American Entrepreneur

Ryan Patrick Coyne (born November 12, 1987) is an American entrepreneur and business executive. He is the founder and chief executive officer of Starboard, a digital media and advertising company formerly known as Olympic Media. In 2023, Starboard acquired the social media platform Parler.

==Early life and education==

Coyne grew up in Malvern, Pennsylvania, and attended Malvern Preparatory School. He later rowed for Cornell University's heavyweight rowing team and was a member of the United States junior national rowing team. After graduating from Cornell University, he worked as an analyst in the mergers and acquisitions division of JPMorgan Chase. In 2019, Malvern Preparatory School inducted him into its Athletic Hall of Fame.

==Career==

In 2018, Coyne founded Olympic Media, a digital advertising and fundraising company based in Arlington, Virginia, which was later renamed Starboard.

In 2021, Inc. ranked Olympic Media 13th on its annual Inc. 5000 list of the fastest-growing private companies in the United States. The company was also ranked first among businesses in Virginia and in the advertising and marketing category. The same year, Coyne co-founded We The People Wine, a direct-to-consumer wine company.

Through Starboard, Coyne oversees a portfolio of digital media properties, including the news websites BizPac Review and American Wire.

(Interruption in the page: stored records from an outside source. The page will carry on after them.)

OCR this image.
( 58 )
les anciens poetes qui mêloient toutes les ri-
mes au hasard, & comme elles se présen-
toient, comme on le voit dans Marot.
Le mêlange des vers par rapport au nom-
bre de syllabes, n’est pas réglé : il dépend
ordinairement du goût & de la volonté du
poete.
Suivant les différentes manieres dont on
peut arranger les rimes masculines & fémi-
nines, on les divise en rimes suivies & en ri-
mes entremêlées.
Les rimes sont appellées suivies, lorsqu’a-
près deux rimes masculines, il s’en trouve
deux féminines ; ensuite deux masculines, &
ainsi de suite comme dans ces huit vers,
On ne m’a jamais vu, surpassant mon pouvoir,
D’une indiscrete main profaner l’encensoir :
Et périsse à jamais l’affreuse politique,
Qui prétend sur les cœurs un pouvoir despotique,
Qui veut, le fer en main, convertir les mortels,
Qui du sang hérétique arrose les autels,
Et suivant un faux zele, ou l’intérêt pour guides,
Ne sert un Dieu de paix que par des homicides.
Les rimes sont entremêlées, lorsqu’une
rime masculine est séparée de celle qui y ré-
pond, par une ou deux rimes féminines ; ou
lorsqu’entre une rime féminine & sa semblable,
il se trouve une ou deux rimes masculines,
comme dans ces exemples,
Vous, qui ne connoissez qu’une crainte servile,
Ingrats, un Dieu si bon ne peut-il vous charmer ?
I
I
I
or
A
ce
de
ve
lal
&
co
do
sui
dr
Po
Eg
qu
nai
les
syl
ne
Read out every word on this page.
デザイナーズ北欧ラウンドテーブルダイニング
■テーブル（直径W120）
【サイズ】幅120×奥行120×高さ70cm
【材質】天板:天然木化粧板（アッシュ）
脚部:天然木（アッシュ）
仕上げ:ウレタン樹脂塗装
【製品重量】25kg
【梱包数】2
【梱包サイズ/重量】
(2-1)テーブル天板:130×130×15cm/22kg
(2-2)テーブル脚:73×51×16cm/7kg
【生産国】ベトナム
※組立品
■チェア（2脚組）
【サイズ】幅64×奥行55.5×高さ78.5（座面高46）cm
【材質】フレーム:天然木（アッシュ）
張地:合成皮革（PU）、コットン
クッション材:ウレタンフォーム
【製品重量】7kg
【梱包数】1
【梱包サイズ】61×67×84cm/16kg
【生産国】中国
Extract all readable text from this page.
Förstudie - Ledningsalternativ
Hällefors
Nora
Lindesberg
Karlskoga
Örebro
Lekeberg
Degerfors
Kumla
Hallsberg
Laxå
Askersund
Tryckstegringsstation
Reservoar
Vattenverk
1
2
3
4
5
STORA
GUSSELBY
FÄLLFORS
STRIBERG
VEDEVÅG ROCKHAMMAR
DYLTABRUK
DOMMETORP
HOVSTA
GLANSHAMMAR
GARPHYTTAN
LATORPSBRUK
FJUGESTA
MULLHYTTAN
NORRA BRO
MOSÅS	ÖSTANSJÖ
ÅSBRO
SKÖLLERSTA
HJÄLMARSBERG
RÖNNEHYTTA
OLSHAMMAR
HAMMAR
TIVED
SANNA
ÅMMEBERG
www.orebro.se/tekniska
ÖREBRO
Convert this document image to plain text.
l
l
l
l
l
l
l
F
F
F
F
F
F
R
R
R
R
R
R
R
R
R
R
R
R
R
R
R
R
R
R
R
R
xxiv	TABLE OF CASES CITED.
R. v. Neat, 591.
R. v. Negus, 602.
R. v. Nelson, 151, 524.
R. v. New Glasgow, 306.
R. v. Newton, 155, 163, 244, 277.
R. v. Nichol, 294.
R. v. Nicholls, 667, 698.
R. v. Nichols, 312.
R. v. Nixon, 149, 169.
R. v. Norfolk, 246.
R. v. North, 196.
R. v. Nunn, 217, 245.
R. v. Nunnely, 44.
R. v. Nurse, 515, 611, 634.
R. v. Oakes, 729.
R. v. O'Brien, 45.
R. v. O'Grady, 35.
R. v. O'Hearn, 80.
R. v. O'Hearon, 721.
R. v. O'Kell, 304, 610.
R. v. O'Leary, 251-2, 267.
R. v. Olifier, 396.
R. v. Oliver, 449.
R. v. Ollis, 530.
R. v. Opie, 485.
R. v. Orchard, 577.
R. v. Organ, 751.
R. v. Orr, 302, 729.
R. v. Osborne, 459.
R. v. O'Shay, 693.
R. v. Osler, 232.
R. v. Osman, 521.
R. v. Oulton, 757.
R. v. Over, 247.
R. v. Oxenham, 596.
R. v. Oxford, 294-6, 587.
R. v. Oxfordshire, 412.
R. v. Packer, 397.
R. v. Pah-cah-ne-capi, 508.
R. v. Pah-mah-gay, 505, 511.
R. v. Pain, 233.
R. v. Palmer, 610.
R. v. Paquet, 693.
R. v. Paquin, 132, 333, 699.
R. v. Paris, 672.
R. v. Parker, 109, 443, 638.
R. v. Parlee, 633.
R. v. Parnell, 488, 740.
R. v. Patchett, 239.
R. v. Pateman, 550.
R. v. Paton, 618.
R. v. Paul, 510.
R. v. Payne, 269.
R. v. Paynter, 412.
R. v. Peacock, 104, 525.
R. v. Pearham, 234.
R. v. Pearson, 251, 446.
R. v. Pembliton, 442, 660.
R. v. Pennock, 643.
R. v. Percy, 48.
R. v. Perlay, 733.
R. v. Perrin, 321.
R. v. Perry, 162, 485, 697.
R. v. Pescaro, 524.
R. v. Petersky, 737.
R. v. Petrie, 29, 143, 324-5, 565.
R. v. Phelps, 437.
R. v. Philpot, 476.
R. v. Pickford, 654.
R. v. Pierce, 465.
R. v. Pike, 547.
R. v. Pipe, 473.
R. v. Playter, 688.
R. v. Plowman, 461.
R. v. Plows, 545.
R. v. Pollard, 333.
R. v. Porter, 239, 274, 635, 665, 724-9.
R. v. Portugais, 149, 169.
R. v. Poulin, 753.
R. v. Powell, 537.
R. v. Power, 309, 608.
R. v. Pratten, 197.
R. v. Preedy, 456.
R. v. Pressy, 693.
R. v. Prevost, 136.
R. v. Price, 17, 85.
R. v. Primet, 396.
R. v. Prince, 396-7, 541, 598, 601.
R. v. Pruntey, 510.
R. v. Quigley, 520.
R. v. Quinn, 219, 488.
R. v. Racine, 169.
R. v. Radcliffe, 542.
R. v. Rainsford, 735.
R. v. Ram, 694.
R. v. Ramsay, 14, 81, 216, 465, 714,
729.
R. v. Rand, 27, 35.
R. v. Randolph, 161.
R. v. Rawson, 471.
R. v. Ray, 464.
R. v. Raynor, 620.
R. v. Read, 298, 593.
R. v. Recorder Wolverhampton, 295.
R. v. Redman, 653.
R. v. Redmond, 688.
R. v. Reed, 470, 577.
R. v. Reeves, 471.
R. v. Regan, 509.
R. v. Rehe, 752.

In 2023, Coyne was quoted by Forbes in articles discussing the impact of artificial intelligence on marketing and advertising.

==Acquisition of Parler==

In April 2023, Starboard acquired Parler from Parlement Technologies for an undisclosed amount. The acquisition followed the collapse of an earlier agreement for rapper Ye to acquire the platform. Following the acquisition, Starboard suspended Parler's operations while conducting a strategic review of its business and technology assets. The acquisition and temporary shutdown received coverage from several U.S. media outlets.